Już sam George Lucas stwierdził w jednym z wywiadów, że opowiadanie historii w przypadku Star Wars jest jak poezja – wszystko jest do siebie w jakiś sposób podobne, powtarza się niczym rymy w wierszu. Dlatego też zestawiając fabuły dwóch filmów z tego uniwersum bez trudu znajdziemy jakieś podobieństwa. Nie znaczy to jednak, że nie znajdziemy też jakichś różnic (niekiedy nawet bardzo wielu) – to one koniec końców decydują o tym, że choć jako fani kochamy wszystkie filmy Star Wars, to jednak niektóre bardziej od innych.

Z jednej strony mamy Łotra 1 – film o charakterze dramatu wojennego, gdzie trup ściele się gęsto, bohaterowie dokonują trudnych wyborów i niekiedy walczą z wewnętrznymi demonami. Z drugiej zaś Solo – kwintesencja kina przygody, zlepek westernu i gangsterskiego akcyjniaka. Na pierwszy rzut oka obie produkcje są od siebie zupełnie inne. Nie zapominajmy jednak, że koniec końców wszystko to Star Wars.

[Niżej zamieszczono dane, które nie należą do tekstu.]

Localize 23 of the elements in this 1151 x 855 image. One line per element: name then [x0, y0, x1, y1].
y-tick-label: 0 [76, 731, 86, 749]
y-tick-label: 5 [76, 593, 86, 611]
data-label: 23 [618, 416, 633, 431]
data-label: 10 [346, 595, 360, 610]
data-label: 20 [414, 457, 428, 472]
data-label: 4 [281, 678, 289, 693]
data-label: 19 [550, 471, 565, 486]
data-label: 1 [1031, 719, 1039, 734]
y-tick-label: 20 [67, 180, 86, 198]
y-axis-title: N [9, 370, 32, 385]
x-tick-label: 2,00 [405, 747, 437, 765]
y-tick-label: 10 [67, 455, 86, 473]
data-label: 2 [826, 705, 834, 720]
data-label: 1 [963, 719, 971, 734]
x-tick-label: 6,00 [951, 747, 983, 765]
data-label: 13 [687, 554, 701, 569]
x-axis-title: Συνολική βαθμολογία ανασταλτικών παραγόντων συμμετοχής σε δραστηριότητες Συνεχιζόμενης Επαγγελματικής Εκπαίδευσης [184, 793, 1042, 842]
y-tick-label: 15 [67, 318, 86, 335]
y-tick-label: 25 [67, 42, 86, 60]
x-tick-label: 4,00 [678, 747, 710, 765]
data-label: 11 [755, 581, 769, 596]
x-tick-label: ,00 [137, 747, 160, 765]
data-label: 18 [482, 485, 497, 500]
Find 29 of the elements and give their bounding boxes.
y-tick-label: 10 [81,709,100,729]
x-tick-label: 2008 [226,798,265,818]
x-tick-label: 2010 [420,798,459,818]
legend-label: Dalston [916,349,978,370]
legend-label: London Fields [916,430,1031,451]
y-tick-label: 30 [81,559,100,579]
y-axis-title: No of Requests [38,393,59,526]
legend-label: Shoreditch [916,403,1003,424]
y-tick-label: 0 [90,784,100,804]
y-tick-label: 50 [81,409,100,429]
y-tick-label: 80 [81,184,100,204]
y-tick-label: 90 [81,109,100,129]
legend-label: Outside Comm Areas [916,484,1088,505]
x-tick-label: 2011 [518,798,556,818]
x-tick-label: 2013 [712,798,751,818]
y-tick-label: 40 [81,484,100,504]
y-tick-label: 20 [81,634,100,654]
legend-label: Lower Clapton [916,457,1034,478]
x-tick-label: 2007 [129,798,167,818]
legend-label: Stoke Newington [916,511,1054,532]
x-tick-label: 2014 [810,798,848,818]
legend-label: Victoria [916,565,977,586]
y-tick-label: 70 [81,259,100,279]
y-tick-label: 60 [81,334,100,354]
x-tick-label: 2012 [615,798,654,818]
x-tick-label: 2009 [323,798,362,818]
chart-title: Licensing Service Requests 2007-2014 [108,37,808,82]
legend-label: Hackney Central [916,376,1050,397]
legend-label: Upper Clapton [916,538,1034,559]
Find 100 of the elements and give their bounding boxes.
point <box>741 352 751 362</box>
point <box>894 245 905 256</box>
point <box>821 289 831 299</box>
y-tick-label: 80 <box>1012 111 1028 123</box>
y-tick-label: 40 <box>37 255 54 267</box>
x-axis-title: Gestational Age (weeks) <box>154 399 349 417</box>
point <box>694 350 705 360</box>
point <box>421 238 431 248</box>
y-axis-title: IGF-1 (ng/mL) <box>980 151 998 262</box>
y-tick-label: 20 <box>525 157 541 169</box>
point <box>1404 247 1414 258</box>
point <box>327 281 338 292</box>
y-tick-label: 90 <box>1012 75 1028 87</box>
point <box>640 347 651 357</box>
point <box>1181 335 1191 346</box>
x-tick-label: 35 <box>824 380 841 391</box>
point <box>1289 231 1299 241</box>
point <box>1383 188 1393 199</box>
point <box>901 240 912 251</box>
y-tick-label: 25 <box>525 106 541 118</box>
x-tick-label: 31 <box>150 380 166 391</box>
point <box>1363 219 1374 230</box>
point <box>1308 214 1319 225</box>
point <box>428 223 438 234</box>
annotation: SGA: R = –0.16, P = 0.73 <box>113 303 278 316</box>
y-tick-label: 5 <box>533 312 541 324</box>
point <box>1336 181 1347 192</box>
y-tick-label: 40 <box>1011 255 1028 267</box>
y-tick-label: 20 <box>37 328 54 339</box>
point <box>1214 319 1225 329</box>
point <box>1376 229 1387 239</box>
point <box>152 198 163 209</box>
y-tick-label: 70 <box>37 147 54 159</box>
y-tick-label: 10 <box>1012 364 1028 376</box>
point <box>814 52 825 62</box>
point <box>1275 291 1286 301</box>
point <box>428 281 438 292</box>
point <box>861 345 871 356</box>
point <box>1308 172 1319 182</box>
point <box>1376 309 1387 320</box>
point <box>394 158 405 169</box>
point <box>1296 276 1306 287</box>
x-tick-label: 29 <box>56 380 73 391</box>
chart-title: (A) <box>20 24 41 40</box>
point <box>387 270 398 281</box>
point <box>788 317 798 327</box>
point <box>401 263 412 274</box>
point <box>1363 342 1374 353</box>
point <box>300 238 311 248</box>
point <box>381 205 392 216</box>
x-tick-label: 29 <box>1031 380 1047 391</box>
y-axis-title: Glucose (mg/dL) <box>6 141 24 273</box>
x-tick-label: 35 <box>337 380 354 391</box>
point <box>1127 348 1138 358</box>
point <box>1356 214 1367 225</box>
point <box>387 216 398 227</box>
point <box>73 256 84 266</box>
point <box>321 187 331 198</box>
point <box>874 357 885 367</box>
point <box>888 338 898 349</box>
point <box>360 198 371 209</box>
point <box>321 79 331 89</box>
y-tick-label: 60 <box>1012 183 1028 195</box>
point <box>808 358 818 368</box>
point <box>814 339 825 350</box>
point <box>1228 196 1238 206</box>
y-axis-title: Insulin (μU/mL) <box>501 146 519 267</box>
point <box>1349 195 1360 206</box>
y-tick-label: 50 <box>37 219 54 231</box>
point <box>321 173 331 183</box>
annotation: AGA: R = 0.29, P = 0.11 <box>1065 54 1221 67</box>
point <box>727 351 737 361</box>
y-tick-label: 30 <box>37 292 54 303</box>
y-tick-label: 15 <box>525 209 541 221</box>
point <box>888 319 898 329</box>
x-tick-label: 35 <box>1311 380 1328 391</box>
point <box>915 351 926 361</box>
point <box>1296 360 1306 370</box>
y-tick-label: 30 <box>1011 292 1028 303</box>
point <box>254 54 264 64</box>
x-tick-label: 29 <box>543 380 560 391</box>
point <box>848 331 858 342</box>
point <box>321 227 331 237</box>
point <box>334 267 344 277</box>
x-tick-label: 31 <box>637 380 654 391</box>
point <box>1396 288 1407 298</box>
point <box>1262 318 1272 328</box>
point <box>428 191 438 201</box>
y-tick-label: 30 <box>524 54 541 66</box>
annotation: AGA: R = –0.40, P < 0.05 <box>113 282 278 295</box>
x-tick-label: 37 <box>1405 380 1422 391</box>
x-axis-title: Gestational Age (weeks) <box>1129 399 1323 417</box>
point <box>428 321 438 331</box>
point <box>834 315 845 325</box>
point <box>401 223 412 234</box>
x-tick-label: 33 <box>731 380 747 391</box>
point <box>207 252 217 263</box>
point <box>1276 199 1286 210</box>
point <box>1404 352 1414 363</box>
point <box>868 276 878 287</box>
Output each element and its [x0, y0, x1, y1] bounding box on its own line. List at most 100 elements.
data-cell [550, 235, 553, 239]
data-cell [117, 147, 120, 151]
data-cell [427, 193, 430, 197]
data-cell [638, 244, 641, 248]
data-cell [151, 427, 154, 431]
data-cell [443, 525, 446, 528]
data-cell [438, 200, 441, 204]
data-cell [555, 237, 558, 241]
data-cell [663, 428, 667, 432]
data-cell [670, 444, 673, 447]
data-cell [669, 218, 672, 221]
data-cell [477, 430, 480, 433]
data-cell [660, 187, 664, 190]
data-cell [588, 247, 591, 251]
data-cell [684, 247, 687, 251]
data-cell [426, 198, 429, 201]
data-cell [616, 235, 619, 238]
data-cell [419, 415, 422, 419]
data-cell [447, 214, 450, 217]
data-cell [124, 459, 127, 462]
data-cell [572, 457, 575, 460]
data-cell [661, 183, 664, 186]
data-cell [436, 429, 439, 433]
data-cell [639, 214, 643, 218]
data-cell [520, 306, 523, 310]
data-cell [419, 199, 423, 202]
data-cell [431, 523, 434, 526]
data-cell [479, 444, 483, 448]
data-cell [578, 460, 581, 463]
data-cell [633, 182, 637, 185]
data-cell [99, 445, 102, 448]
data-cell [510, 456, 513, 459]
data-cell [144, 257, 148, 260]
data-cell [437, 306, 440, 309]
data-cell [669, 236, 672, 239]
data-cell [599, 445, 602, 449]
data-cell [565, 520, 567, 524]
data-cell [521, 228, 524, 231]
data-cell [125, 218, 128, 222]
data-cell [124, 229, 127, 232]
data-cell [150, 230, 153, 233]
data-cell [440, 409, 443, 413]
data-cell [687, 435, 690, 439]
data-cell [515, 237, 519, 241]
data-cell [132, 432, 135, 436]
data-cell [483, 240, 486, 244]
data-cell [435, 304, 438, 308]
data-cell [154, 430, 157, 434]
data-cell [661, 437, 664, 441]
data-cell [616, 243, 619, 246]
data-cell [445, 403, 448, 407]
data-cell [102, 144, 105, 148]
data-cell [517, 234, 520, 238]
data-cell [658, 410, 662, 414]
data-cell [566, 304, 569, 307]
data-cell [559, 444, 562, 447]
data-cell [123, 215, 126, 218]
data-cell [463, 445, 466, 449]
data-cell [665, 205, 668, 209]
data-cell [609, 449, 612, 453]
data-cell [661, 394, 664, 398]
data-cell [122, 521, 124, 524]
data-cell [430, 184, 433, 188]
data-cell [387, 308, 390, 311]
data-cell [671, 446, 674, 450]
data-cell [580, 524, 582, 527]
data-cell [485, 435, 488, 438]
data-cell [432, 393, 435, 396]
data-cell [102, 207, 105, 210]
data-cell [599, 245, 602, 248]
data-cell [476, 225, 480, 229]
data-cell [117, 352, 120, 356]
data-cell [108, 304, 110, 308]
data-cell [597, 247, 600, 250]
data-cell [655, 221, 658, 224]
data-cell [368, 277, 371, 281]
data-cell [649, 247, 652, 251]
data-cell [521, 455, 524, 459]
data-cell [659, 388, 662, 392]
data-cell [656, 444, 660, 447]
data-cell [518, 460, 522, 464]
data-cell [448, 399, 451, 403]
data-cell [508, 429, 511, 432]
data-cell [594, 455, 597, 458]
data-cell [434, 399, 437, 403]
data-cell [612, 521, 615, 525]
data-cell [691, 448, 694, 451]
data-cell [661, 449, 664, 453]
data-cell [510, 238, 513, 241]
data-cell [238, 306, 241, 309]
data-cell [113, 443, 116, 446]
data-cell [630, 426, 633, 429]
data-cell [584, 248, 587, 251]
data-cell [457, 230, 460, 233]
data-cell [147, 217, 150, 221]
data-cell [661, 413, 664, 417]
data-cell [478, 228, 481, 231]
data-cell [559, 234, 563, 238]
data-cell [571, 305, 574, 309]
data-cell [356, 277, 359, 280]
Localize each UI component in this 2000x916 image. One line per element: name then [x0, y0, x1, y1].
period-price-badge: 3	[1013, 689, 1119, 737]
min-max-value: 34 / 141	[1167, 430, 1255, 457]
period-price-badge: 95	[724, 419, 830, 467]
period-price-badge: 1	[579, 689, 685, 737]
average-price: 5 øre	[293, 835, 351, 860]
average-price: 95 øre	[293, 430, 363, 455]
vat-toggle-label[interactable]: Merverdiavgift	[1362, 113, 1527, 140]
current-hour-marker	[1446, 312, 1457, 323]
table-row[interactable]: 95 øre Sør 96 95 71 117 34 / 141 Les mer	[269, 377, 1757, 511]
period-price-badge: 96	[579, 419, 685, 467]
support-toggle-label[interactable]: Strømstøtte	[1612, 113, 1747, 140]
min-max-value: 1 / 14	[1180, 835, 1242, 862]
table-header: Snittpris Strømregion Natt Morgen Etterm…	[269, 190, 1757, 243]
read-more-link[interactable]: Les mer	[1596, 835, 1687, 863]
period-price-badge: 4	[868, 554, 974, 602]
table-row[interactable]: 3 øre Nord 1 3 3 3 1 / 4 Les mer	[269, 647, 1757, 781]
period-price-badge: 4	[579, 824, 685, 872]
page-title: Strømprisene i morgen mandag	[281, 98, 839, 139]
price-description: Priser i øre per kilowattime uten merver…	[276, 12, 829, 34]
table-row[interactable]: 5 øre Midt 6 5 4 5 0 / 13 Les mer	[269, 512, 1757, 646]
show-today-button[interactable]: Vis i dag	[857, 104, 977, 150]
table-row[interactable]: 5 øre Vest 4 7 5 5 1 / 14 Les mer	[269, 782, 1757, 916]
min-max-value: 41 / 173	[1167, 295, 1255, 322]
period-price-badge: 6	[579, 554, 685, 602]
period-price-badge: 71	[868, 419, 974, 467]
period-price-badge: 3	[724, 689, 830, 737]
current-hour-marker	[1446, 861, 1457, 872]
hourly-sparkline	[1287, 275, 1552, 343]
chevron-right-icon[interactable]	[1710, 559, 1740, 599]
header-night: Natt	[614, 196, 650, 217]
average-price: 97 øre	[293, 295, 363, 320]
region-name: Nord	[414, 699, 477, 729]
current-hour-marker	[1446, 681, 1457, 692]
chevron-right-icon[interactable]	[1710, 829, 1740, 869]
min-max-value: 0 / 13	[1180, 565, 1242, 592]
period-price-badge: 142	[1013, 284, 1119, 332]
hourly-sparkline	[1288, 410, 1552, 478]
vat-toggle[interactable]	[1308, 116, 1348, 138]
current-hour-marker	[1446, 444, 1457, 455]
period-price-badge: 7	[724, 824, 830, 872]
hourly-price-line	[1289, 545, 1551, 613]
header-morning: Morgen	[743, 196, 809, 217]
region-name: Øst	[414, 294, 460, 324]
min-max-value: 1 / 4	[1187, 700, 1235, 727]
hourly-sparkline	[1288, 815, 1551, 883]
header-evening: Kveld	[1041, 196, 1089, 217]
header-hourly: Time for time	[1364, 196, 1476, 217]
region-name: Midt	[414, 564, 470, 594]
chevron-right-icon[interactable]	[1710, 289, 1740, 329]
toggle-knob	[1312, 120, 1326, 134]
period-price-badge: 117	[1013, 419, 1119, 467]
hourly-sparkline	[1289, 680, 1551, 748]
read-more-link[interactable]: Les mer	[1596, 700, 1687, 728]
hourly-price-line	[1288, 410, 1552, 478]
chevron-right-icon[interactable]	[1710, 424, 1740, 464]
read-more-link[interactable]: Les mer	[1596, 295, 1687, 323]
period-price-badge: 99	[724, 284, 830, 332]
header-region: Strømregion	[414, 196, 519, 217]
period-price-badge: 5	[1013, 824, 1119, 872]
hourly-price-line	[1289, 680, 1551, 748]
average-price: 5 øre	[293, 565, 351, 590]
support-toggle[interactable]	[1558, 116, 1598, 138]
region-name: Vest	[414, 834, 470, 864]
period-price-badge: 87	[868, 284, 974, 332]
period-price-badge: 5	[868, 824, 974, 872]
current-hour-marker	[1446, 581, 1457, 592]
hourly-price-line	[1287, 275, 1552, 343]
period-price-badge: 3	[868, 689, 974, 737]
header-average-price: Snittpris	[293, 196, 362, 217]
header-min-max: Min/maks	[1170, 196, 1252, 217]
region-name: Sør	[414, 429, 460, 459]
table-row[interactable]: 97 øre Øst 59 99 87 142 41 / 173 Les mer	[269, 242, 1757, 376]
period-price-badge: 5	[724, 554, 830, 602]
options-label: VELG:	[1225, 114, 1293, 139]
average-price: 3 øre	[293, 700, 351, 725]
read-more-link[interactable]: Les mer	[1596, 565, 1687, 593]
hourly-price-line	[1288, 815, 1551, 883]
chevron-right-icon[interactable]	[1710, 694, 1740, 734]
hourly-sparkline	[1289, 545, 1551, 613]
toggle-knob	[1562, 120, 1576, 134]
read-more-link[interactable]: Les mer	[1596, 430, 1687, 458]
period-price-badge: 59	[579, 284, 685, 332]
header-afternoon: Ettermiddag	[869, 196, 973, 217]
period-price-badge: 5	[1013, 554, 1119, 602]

Oba filmy proponują historię grupy… no właśnie, przyjaciół? Nie do końca. A raczej nie od początku. W obu przypadkach bohaterowie zrazu nie przepadają za sobą – można wręcz powiedzieć, że są do siebie wrogo nastawieni. Jednak wraz z rozwojem historii, pokonywaniem kolejnych przeszkód na drodze do obranego celu, więzi między nimi się zacieśniają. Choć co i rusz występują jakieś animozje, to nawet instynktownie da się odczuć, że członkowie drużyny się do siebie zbliżają. Jak w każdym dobrym RPG-u. I właśnie chyba o to chodzi w serii filmów A Star Wars Story. Aby opowiedzieć historię przyjemną dla fanów, taką którą nie raz przeżyli grając w gry planszowe, komputerowe, karciane czy pisząc fanfiki. O grupie zupełnie różnych charakterów, które (często wbrew samym sobie) łączy wspólny cel i które na przekór wszystkiemu wreszcie go osiągają.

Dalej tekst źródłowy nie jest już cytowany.